How to model S3 storage for query using AWS RedShift Spectrum

Question

There is a users table present in a MySQL database.

We want to migrate the data into AMazon S3 for further analysis using Amazon Redshift.

Day1 - Export 10 rows of data from users table (Total Rows: 10)
Day2 - Export 2 additional rows of data from users table (Total Rows: 12)
Day3 - Export a modified row and a new row of data from users table (Total Rows: 13)

Proposed S3 data folder/naming conventions:

s3://data/users/YYYYMMDD/users-YYYYMMDDHHMMSS.csv

Amazon Redshift loads data as follows for querying all rows from users:

create EXTERNAL TABLE redshift_users from s3://data/users

Questions:

We are assuming the modified row on Day3 will take precedence from the data available on Day1?
What if 2 existing rows are deleted on Day4, how should this be stored in S3 which can be understood by Redshift?

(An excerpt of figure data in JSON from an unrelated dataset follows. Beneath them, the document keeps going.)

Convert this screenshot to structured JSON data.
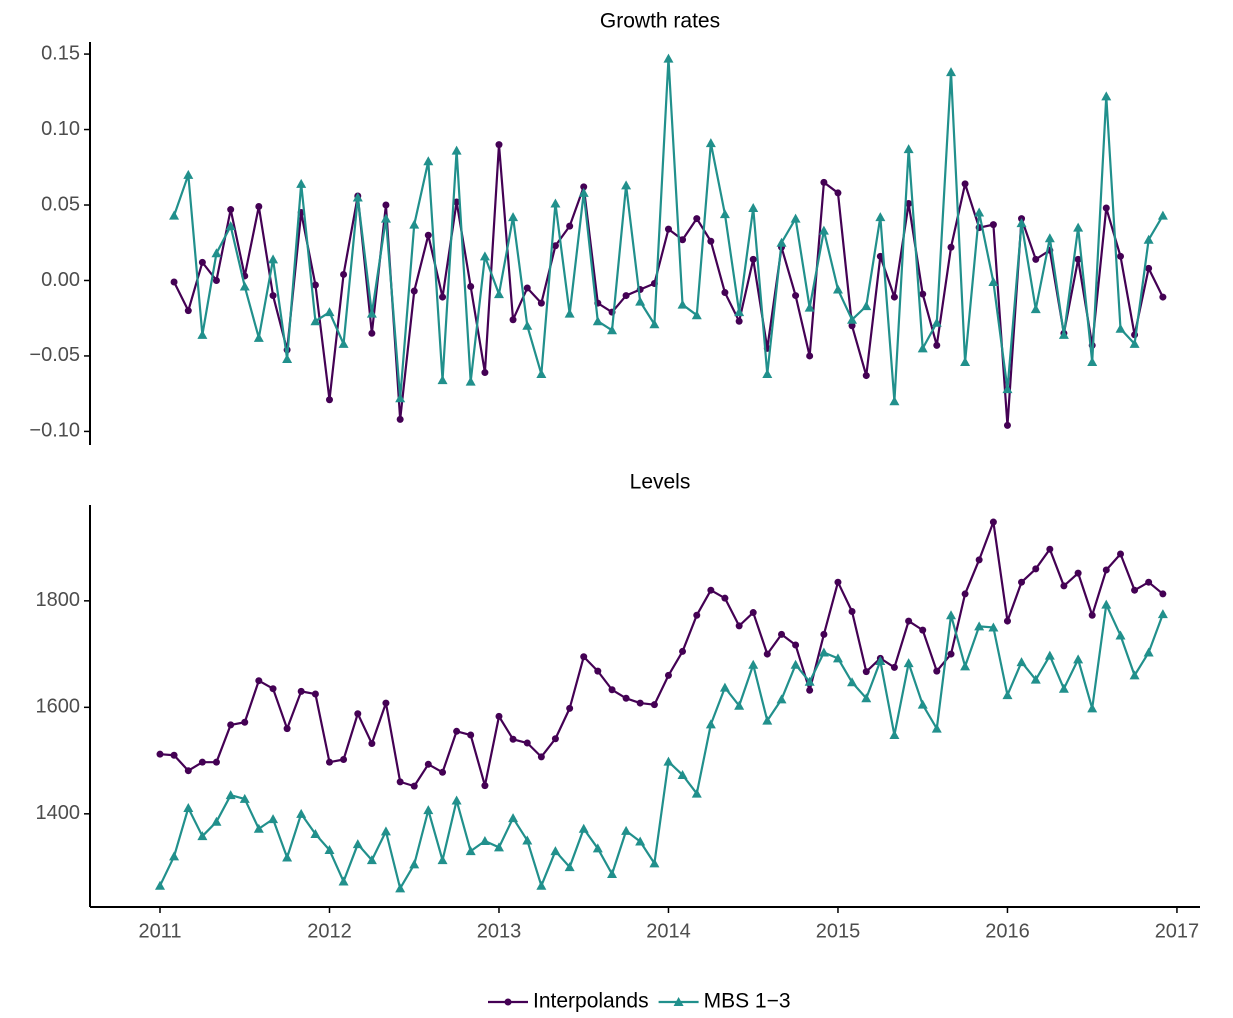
{
  "chart_data": [
    {
      "type": "line",
      "title": "Growth rates",
      "x": [
        2011,
        2011.083,
        2011.167,
        2011.25,
        2011.333,
        2011.417,
        2011.5,
        2011.583,
        2011.667,
        2011.75,
        2011.833,
        2011.917,
        2012,
        2012.083,
        2012.167,
        2012.25,
        2012.333,
        2012.417,
        2012.5,
        2012.583,
        2012.667,
        2012.75,
        2012.833,
        2012.917,
        2013,
        2013.083,
        2013.167,
        2013.25,
        2013.333,
        2013.417,
        2013.5,
        2013.583,
        2013.667,
        2013.75,
        2013.833,
        2013.917,
        2014,
        2014.083,
        2014.167,
        2014.25,
        2014.333,
        2014.417,
        2014.5,
        2014.583,
        2014.667,
        2014.75,
        2014.833,
        2014.917,
        2015,
        2015.083,
        2015.167,
        2015.25,
        2015.333,
        2015.417,
        2015.5,
        2015.583,
        2015.667,
        2015.75,
        2015.833,
        2015.917,
        2016,
        2016.083,
        2016.167,
        2016.25,
        2016.333,
        2016.417,
        2016.5,
        2016.583,
        2016.667,
        2016.75,
        2016.833,
        2016.917
      ],
      "xlim": [
        2010.587,
        2017.136
      ],
      "ylim": [
        -0.109,
        0.158
      ],
      "yticks": [
        {
          "value": -0.1,
          "label": "−0.10"
        },
        {
          "value": -0.05,
          "label": "−0.05"
        },
        {
          "value": 0,
          "label": "0.00"
        },
        {
          "value": 0.05,
          "label": "0.05"
        },
        {
          "value": 0.1,
          "label": "0.10"
        },
        {
          "value": 0.15,
          "label": "0.15"
        }
      ],
      "series": [
        {
          "name": "Interpolands",
          "color": "#440154",
          "marker": "circle",
          "values": [
            null,
            -0.001,
            -0.02,
            0.012,
            0.0,
            0.047,
            0.003,
            0.049,
            -0.01,
            -0.046,
            0.045,
            -0.003,
            -0.079,
            0.004,
            0.056,
            -0.035,
            0.05,
            -0.092,
            -0.007,
            0.03,
            -0.011,
            0.052,
            -0.004,
            -0.061,
            0.09,
            -0.026,
            -0.005,
            -0.015,
            0.023,
            0.036,
            0.062,
            -0.015,
            -0.021,
            -0.01,
            -0.006,
            -0.002,
            0.034,
            0.027,
            0.041,
            0.026,
            -0.008,
            -0.027,
            0.014,
            -0.045,
            0.022,
            -0.01,
            -0.05,
            0.065,
            0.058,
            -0.03,
            -0.063,
            0.016,
            -0.011,
            0.051,
            -0.009,
            -0.043,
            0.022,
            0.064,
            0.035,
            0.037,
            -0.096,
            0.041,
            0.014,
            0.02,
            -0.035,
            0.014,
            -0.043,
            0.048,
            0.016,
            -0.036,
            0.008,
            -0.011
          ]
        },
        {
          "name": "MBS 1−3",
          "color": "#21908c",
          "marker": "triangle",
          "values": [
            null,
            0.043,
            0.07,
            -0.036,
            0.018,
            0.036,
            -0.004,
            -0.038,
            0.014,
            -0.052,
            0.064,
            -0.027,
            -0.021,
            -0.042,
            0.055,
            -0.022,
            0.041,
            -0.078,
            0.037,
            0.079,
            -0.066,
            0.086,
            -0.067,
            0.016,
            -0.009,
            0.042,
            -0.03,
            -0.062,
            0.051,
            -0.022,
            0.058,
            -0.027,
            -0.033,
            0.063,
            -0.014,
            -0.029,
            0.147,
            -0.016,
            -0.023,
            0.091,
            0.044,
            -0.021,
            0.048,
            -0.062,
            0.025,
            0.041,
            -0.018,
            0.033,
            -0.006,
            -0.026,
            -0.017,
            0.042,
            -0.08,
            0.087,
            -0.045,
            -0.028,
            0.138,
            -0.054,
            0.045,
            -0.001,
            -0.072,
            0.038,
            -0.019,
            0.028,
            -0.036,
            0.035,
            -0.054,
            0.122,
            -0.032,
            -0.042,
            0.027,
            0.043
          ]
        }
      ]
    },
    {
      "type": "line",
      "title": "Levels",
      "x": [
        2011,
        2011.083,
        2011.167,
        2011.25,
        2011.333,
        2011.417,
        2011.5,
        2011.583,
        2011.667,
        2011.75,
        2011.833,
        2011.917,
        2012,
        2012.083,
        2012.167,
        2012.25,
        2012.333,
        2012.417,
        2012.5,
        2012.583,
        2012.667,
        2012.75,
        2012.833,
        2012.917,
        2013,
        2013.083,
        2013.167,
        2013.25,
        2013.333,
        2013.417,
        2013.5,
        2013.583,
        2013.667,
        2013.75,
        2013.833,
        2013.917,
        2014,
        2014.083,
        2014.167,
        2014.25,
        2014.333,
        2014.417,
        2014.5,
        2014.583,
        2014.667,
        2014.75,
        2014.833,
        2014.917,
        2015,
        2015.083,
        2015.167,
        2015.25,
        2015.333,
        2015.417,
        2015.5,
        2015.583,
        2015.667,
        2015.75,
        2015.833,
        2015.917,
        2016,
        2016.083,
        2016.167,
        2016.25,
        2016.333,
        2016.417,
        2016.5,
        2016.583,
        2016.667,
        2016.75,
        2016.833,
        2016.917
      ],
      "xlim": [
        2010.587,
        2017.136
      ],
      "xticks": [
        2011,
        2012,
        2013,
        2014,
        2015,
        2016,
        2017
      ],
      "ylim": [
        1225,
        1980
      ],
      "yticks": [
        1400,
        1600,
        1800
      ],
      "legend": "bottom",
      "series": [
        {
          "name": "Interpolands",
          "color": "#440154",
          "marker": "circle",
          "values": [
            1512,
            1510,
            1481,
            1497,
            1497,
            1567,
            1572,
            1650,
            1635,
            1560,
            1630,
            1625,
            1497,
            1502,
            1588,
            1532,
            1608,
            1460,
            1452,
            1493,
            1478,
            1555,
            1548,
            1453,
            1583,
            1540,
            1533,
            1507,
            1541,
            1598,
            1695,
            1668,
            1633,
            1617,
            1608,
            1605,
            1660,
            1705,
            1773,
            1820,
            1805,
            1753,
            1778,
            1700,
            1737,
            1717,
            1632,
            1737,
            1835,
            1780,
            1667,
            1692,
            1675,
            1762,
            1745,
            1668,
            1700,
            1813,
            1877,
            1948,
            1762,
            1835,
            1860,
            1897,
            1828,
            1852,
            1773,
            1858,
            1888,
            1820,
            1835,
            1813
          ]
        },
        {
          "name": "MBS 1−3",
          "color": "#21908c",
          "marker": "triangle",
          "values": [
            1265,
            1320,
            1411,
            1358,
            1385,
            1435,
            1428,
            1372,
            1390,
            1318,
            1400,
            1362,
            1332,
            1273,
            1343,
            1313,
            1367,
            1260,
            1305,
            1407,
            1313,
            1425,
            1330,
            1349,
            1337,
            1392,
            1350,
            1265,
            1330,
            1300,
            1372,
            1335,
            1287,
            1368,
            1348,
            1307,
            1498,
            1473,
            1438,
            1568,
            1637,
            1603,
            1680,
            1575,
            1615,
            1680,
            1648,
            1703,
            1692,
            1647,
            1617,
            1687,
            1548,
            1683,
            1605,
            1560,
            1773,
            1677,
            1752,
            1750,
            1623,
            1685,
            1652,
            1697,
            1635,
            1690,
            1598,
            1793,
            1735,
            1660,
            1703,
            1775
          ]
        }
      ]
    }
  ]
}
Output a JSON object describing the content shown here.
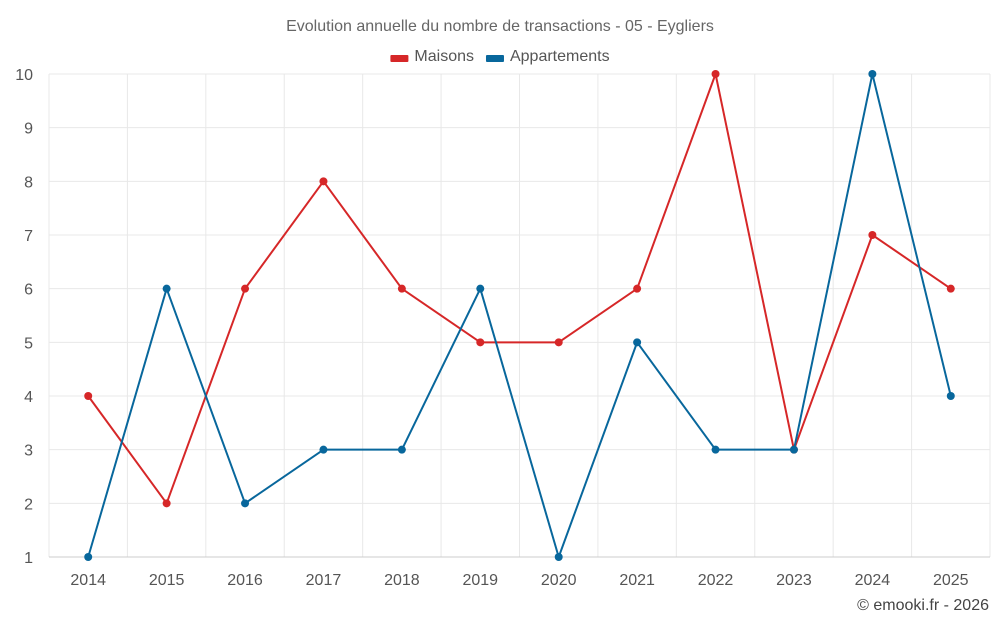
{
  "chart_data": {
    "type": "line",
    "title": "Evolution annuelle du nombre de transactions - 05 - Eygliers",
    "xlabel": "",
    "ylabel": "",
    "categories": [
      "2014",
      "2015",
      "2016",
      "2017",
      "2018",
      "2019",
      "2020",
      "2021",
      "2022",
      "2023",
      "2024",
      "2025"
    ],
    "ylim": [
      1,
      10
    ],
    "yticks": [
      1,
      2,
      3,
      4,
      5,
      6,
      7,
      8,
      9,
      10
    ],
    "grid": true,
    "legend_position": "top-center",
    "series": [
      {
        "name": "Maisons",
        "color": "#d62728",
        "values": [
          4,
          2,
          6,
          8,
          6,
          5,
          5,
          6,
          10,
          3,
          7,
          6
        ]
      },
      {
        "name": "Appartements",
        "color": "#08679c",
        "values": [
          1,
          6,
          2,
          3,
          3,
          6,
          1,
          5,
          3,
          3,
          10,
          4
        ]
      }
    ]
  },
  "credit": "© emooki.fr - 2026"
}
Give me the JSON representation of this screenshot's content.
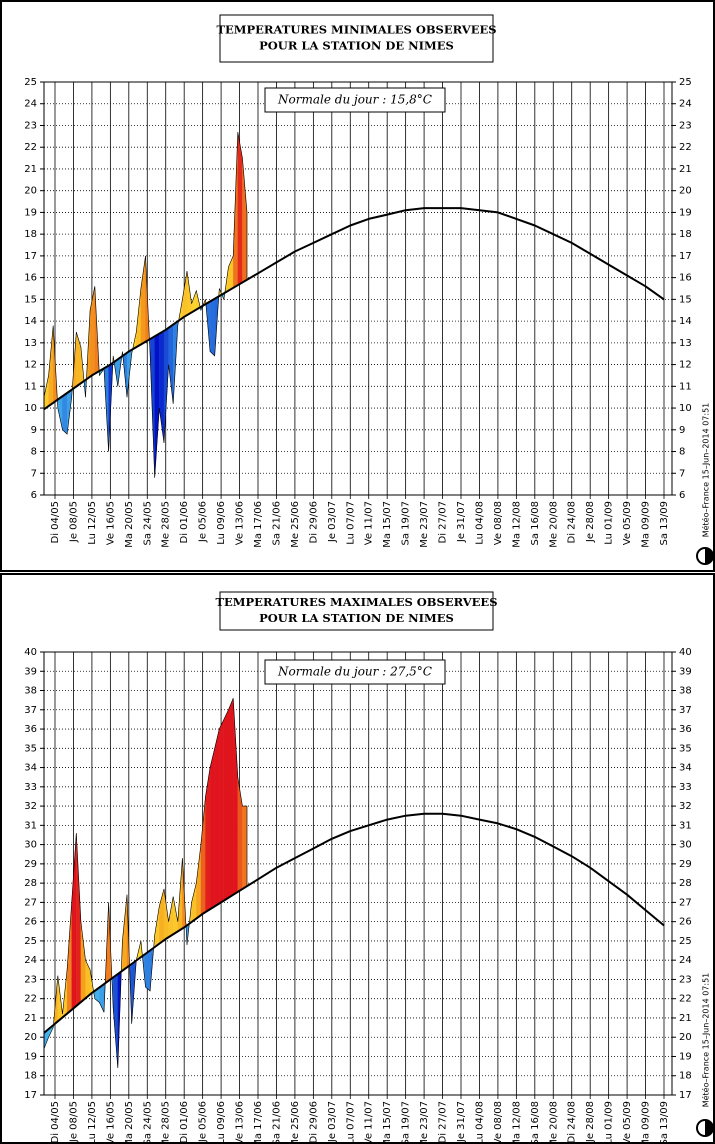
{
  "chart_data": [
    {
      "type": "line",
      "title": "TEMPERATURES MINIMALES OBSERVEES",
      "subtitle": "POUR LA STATION DE NIMES",
      "annotation": "Normale du jour : 15,8°C",
      "source": "Météo–France 15–Jun–2014 07:51",
      "categories": [
        "Di 04/05",
        "Je 08/05",
        "Lu 12/05",
        "Ve 16/05",
        "Ma 20/05",
        "Sa 24/05",
        "Me 28/05",
        "Di 01/06",
        "Je 05/06",
        "Lu 09/06",
        "Ve 13/06",
        "Ma 17/06",
        "Sa 21/06",
        "Me 25/06",
        "Di 29/06",
        "Je 03/07",
        "Lu 07/07",
        "Ve 11/07",
        "Ma 15/07",
        "Sa 19/07",
        "Me 23/07",
        "Di 27/07",
        "Je 31/07",
        "Lu 04/08",
        "Ve 08/08",
        "Ma 12/08",
        "Sa 16/08",
        "Me 20/08",
        "Di 24/08",
        "Je 28/08",
        "Lu 01/09",
        "Ve 05/09",
        "Ma 09/09",
        "Sa 13/09"
      ],
      "observed": [
        10.5,
        11.5,
        13.8,
        10.0,
        9.0,
        8.8,
        10.5,
        13.5,
        12.8,
        10.5,
        14.5,
        15.6,
        11.5,
        11.8,
        8.0,
        12.4,
        11.0,
        12.6,
        10.5,
        12.5,
        13.5,
        15.5,
        17.0,
        12.5,
        6.8,
        10.0,
        8.4,
        12.0,
        10.2,
        13.8,
        15.0,
        16.3,
        14.8,
        15.4,
        14.5,
        15.0,
        12.6,
        12.4,
        15.5,
        15.0,
        16.5,
        17.0,
        22.7,
        21.5,
        19.0
      ],
      "normal": [
        10.3,
        10.9,
        11.5,
        12.0,
        12.6,
        13.1,
        13.6,
        14.2,
        14.7,
        15.2,
        15.7,
        16.2,
        16.7,
        17.2,
        17.6,
        18.0,
        18.4,
        18.7,
        18.9,
        19.1,
        19.2,
        19.2,
        19.2,
        19.1,
        19.0,
        18.7,
        18.4,
        18.0,
        17.6,
        17.1,
        16.6,
        16.1,
        15.6,
        15.0
      ],
      "normal_color": "#000000",
      "ylim": [
        6,
        25
      ],
      "yticks": [
        6,
        7,
        8,
        9,
        10,
        11,
        12,
        13,
        14,
        15,
        16,
        17,
        18,
        19,
        20,
        21,
        22,
        23,
        24,
        25
      ],
      "grid": true
    },
    {
      "type": "line",
      "title": "TEMPERATURES MAXIMALES OBSERVEES",
      "subtitle": "POUR LA STATION DE NIMES",
      "annotation": "Normale du jour : 27,5°C",
      "source": "Météo–France 15–Jun–2014 07:51",
      "categories": [
        "Di 04/05",
        "Je 08/05",
        "Lu 12/05",
        "Ve 16/05",
        "Ma 20/05",
        "Sa 24/05",
        "Me 28/05",
        "Di 01/06",
        "Je 05/06",
        "Lu 09/06",
        "Ve 13/06",
        "Ma 17/06",
        "Sa 21/06",
        "Me 25/06",
        "Di 29/06",
        "Je 03/07",
        "Lu 07/07",
        "Ve 11/07",
        "Ma 15/07",
        "Sa 19/07",
        "Me 23/07",
        "Di 27/07",
        "Je 31/07",
        "Lu 04/08",
        "Ve 08/08",
        "Ma 12/08",
        "Sa 16/08",
        "Me 20/08",
        "Di 24/08",
        "Je 28/08",
        "Lu 01/09",
        "Ve 05/09",
        "Ma 09/09",
        "Sa 13/09"
      ],
      "observed": [
        19.4,
        20.0,
        20.5,
        23.2,
        21.2,
        23.5,
        27.0,
        30.6,
        26.0,
        24.0,
        23.5,
        22.0,
        21.8,
        21.3,
        27.0,
        21.5,
        18.4,
        25.0,
        27.4,
        20.7,
        24.0,
        25.0,
        22.6,
        22.4,
        25.3,
        26.8,
        27.7,
        26.0,
        27.3,
        26.0,
        29.3,
        24.8,
        27.0,
        28.0,
        30.0,
        32.5,
        34.0,
        35.0,
        36.0,
        36.5,
        37.0,
        37.6,
        33.5,
        32.0,
        32.0
      ],
      "normal": [
        20.7,
        21.5,
        22.3,
        23.0,
        23.7,
        24.4,
        25.1,
        25.7,
        26.4,
        27.0,
        27.6,
        28.2,
        28.8,
        29.3,
        29.8,
        30.3,
        30.7,
        31.0,
        31.3,
        31.5,
        31.6,
        31.6,
        31.5,
        31.3,
        31.1,
        30.8,
        30.4,
        29.9,
        29.4,
        28.8,
        28.1,
        27.4,
        26.6,
        25.8
      ],
      "normal_color": "#000000",
      "ylim": [
        17,
        40
      ],
      "yticks": [
        17,
        18,
        19,
        20,
        21,
        22,
        23,
        24,
        25,
        26,
        27,
        28,
        29,
        30,
        31,
        32,
        33,
        34,
        35,
        36,
        37,
        38,
        39,
        40
      ],
      "grid": true
    }
  ]
}
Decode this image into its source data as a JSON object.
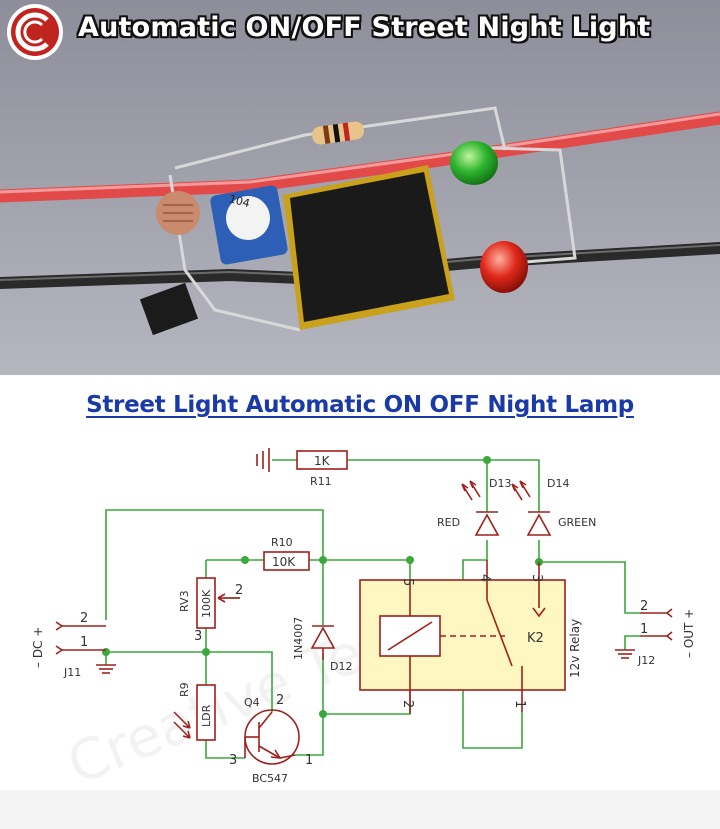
{
  "header": {
    "title": "Automatic ON/OFF Street Night Light"
  },
  "schematic": {
    "title": "Street Light Automatic ON OFF Night Lamp",
    "watermark": "Creative Technos",
    "components": {
      "r11": {
        "value": "1K",
        "ref": "R11"
      },
      "r10": {
        "value": "10K",
        "ref": "R10"
      },
      "rv3": {
        "value": "100K",
        "ref": "RV3",
        "pin2": "2",
        "pin3": "3"
      },
      "r9": {
        "value": "LDR",
        "ref": "R9"
      },
      "q4": {
        "ref": "Q4",
        "part": "BC547",
        "pin1": "1",
        "pin2": "2",
        "pin3": "3"
      },
      "d12": {
        "ref": "D12",
        "part": "1N4007"
      },
      "d13": {
        "ref": "D13",
        "color": "RED"
      },
      "d14": {
        "ref": "D14",
        "color": "GREEN"
      },
      "k2": {
        "ref": "K2",
        "part": "12v Relay",
        "pin1": "1",
        "pin2": "2",
        "pin3": "3",
        "pin4": "4",
        "pin5": "5"
      },
      "j11": {
        "ref": "J11",
        "label": "– DC +",
        "pin1": "1",
        "pin2": "2"
      },
      "j12": {
        "ref": "J12",
        "label": "– OUT +",
        "pin1": "1",
        "pin2": "2"
      }
    }
  },
  "colors": {
    "wire": "#3aa83a",
    "component": "#a0201c",
    "relay_fill": "#fff7c2",
    "title_blue": "#1a3aa8"
  }
}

Jon Scott Jon Scott · Accepted Answer · 2019-06-13T18:06:32

To answer your questions:

You assume that a new row will take precedence automatically over an older row - this is NOT the case. You need to add a "processed_timestamp" column to your data and process that inside your query - your query must work out how to get the latest row only (I use window functions for this).
Usually you cannot physically delete rows sensibly from S3. You need to implement a logical deletion process in conjunction with #1 above.